“If once they [the people] become inattentive to the public affairs, you and I, and Congress, and Assemblies, Judges, and Governors, shall all become wolves.” Thomas Jefferson, letter to Edward Carrington, 1787.
In May 2012, California’s Democratic governor Jerry “Moonbeam” Brown announced that the state’s deficit had soared to $16 billion, a huge increase over his $9.2-billion estimate in January.
And so, there’ll be even deeper cuts to public education (the children!) and social services (the poor! the elderly! the children!), a proposal to increase the sales tax, and — GASP! — maybe California will have to close down its public parks!
What a surprise it is when news came two months later that the state’s Parks Department suddenly discovered it has millions and millions of dollars under its mattress!
Carl Herman reports for Washington’s Blog, July 28, 2012:
For five weeks I journalistically hammered that California’s Comprehensive Annual Financial Report (CAFR) reveals $600 billion in surplus taxpayer assets, and the various local government agencies’ CAFRs are data-sampled to total $8 trillion in surplus assets.
Last week, the California Parks and Recreation Department was found to be hiding $54 million in assets; more than twice their claimed $22 million budget deficit. This disclosure of fiduciary malfeasance led to the department director’s resignation, and the firing of the second-in-command.

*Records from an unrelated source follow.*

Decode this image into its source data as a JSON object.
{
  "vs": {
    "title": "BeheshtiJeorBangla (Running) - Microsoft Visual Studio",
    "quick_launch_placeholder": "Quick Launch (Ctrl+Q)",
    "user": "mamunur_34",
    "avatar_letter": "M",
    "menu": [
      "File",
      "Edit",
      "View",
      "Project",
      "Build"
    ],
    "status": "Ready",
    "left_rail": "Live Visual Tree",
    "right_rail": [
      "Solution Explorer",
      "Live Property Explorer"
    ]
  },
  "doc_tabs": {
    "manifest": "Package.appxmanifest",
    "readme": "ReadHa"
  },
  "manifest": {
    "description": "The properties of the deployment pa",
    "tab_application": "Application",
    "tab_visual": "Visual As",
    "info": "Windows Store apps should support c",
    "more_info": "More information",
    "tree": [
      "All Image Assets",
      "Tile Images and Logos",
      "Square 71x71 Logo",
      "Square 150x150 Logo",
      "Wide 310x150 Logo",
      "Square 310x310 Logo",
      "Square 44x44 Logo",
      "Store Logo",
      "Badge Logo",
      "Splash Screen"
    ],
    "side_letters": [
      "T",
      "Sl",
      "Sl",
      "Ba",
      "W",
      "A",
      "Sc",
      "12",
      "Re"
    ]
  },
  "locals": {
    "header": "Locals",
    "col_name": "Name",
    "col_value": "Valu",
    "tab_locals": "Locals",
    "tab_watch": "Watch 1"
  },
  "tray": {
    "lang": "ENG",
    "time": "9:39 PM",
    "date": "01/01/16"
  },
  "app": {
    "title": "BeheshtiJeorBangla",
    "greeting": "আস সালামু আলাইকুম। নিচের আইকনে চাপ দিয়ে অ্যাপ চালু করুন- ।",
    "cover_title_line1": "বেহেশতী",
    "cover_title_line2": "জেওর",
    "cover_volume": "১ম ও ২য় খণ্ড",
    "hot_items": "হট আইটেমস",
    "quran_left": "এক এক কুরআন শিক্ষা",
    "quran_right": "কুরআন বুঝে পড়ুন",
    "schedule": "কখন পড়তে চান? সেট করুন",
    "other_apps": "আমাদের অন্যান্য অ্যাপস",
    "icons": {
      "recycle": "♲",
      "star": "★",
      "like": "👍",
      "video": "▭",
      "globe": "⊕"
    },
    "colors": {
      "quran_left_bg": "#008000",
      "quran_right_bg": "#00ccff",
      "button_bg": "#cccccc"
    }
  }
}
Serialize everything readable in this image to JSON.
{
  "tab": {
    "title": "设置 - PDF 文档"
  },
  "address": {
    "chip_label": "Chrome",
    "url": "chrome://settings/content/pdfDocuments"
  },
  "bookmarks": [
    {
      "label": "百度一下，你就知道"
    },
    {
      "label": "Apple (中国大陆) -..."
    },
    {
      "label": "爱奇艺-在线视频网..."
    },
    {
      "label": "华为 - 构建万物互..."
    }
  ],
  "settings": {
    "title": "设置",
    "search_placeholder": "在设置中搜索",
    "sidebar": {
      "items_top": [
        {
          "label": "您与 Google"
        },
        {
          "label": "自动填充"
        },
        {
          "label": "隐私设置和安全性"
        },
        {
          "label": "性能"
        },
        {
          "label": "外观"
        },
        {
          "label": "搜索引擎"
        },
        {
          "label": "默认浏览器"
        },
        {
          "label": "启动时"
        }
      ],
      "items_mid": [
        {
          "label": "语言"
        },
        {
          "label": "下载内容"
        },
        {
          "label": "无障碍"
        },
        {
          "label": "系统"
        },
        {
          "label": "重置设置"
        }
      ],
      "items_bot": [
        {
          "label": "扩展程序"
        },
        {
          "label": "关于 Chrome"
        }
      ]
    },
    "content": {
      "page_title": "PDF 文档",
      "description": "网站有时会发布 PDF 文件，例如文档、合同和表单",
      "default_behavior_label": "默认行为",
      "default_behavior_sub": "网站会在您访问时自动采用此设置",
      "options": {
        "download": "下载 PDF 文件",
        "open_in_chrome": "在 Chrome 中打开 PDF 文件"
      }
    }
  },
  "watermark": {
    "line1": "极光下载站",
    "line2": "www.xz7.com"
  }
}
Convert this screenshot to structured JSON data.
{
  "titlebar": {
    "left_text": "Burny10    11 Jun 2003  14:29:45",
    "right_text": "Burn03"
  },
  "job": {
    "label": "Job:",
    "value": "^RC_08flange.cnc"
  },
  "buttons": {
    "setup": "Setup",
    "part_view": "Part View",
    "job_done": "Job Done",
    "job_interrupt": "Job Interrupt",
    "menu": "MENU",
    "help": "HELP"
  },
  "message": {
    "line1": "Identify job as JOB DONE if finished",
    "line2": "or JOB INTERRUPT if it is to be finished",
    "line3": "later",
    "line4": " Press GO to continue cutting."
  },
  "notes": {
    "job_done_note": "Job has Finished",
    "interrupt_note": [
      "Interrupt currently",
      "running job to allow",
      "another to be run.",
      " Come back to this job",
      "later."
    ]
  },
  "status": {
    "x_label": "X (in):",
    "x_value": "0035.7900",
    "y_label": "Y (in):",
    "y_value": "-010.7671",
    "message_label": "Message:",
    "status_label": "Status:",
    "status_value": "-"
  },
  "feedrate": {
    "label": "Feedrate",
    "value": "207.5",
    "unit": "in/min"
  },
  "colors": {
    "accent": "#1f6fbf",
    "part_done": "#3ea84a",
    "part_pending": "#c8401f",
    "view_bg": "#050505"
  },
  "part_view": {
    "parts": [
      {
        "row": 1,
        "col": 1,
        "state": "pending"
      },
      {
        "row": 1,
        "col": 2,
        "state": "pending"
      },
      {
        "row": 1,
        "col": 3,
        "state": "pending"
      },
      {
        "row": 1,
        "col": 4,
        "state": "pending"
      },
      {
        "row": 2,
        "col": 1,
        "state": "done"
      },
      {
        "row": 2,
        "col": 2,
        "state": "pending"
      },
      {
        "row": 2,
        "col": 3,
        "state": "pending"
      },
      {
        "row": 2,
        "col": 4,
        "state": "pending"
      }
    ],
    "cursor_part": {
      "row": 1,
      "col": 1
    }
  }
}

Today, the San Jose Mercury News reports a total of $2.3 billion more was “found” in 500 accounts.
Feel free to share the following:
Let’s summarize what we’ve documented so far about the data of California’s 2011 Comprehensive Annual Financial Report (CAFR) and what it means for the state’s 12 million households (22-minute television interview of my explanation here):
- Officials and corporate media never remind taxpayers, but California holds $600 billion in taxpayer cash and investments ($50,000 non-disclosed assets per household).
- California’s ~14,000 various government entities’ CAFRs have a sampled-data total estimate of $8 trillion in surplus taxpayer assets ($650,000 non-disclosed assets per household). For examples, page 63 of L.A. County’s 2011 CAFR shows $66 billion in cash and investments; page 58 of the City of L.A. CAFR shows $38 billion.
- The state’s $600 billion cash and investment fund is explained as designated for funding state pensions. The CAFR data show the opposite: $27 billion in pension cost receives only $1 billion income from $600 billion in withheld taxpayer assets.
- Californians are taxed $19 billion to pay for pensions (95% of the public cost) while also losing $50,000 in assets the state withholds in cash and investments.
- The $600 billion fund in cash and investments contributed 4% of the state’s $27 billion pension costs, but since 2008 has been “managed” to cost taxpayers more than the net income it produces, in 2011 provided over twice the net income to its investment “managers” than to California’s pensions, and the massive $68 billion increase in “fair value” of stock ownership did not translate to significant pension funding.
- Governor Brown is silent about the $600 billion in surplus cash and investments, claiming the $16 billion budget deficit can only be addressed by austerity – massive funding cuts to our essential infrastructure ($16 billion is a 2.8% divestment of the fund).
So the natural question is if the state’s withholding of $600 billion in our cash and investments does not fund pensions, address a budget deficit, or prevent devastation to infrastructure, how can we best restructure the purpose and use of OUR MONEY for optimal public benefits?
I see three obvious solutions in monetary reform, public credit/banking, and this reform of CAFR-disclosed trillions in surplus taxpayer accounts.
That’s just what one California state government department found under its mattress. I’ve also heard from my mailman’s own mouth that the U.S. Postal Service, despite its cries of being broke, has secured its pensions by having double, if not triple, the amount in its retirement fund.
And they wonder why Americans don’t trust government.